Washington

The bulk of classified research at all 24 labs run by the US Department of Energy was shut down this week after officials decided that the security problems recently found at the Los Alamos National Laboratory in New Mexico might also exist elsewhere.

Several computer disks went missing at Los Alamos earlier this month, prompting energy secretary Spencer Abraham to halt all work at the lab until the problems are ironed out (see Nature 430, 387; 2004). As of 26 July, two missing disks had still not been found, and 15 employees had been suspended in connection with the disappearance.

Now all energy labs will stop doing classified research that involves removable storage devices — such as computer disks — until all the devices are accounted for and new procedures are in place for monitoring their handling by laboratory employees.
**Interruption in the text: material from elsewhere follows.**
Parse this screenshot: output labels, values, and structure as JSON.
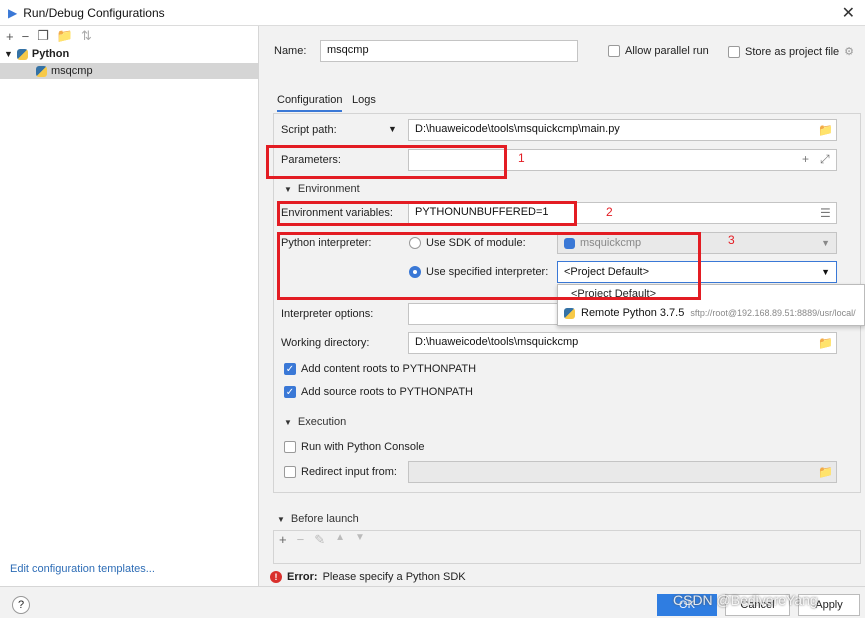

“While we have no evidence that the problems currently being investigated are present elsewhere, we have a responsibility to take all necessary action to prevent such problems,” Abraham said on 23 July.

The shut-down isn't quite as dramatic as it sounds, experts say. Only two labs will be seriously affected: Sandia National Laboratories in Albuquerque, New Mexico, and Lawrence Livermore National Laboratory in California. Together with Los Alamos, these two labs conduct the bulk of the country's nuclear-weapons programmes. At Livermore, 876 employees will be suspended during the inventory of some 12,000 items of classified removable material.

At other labs, far fewer people will be affected. “The impact should be minimal,” says Martha Krebs, former director of the energy department's science office.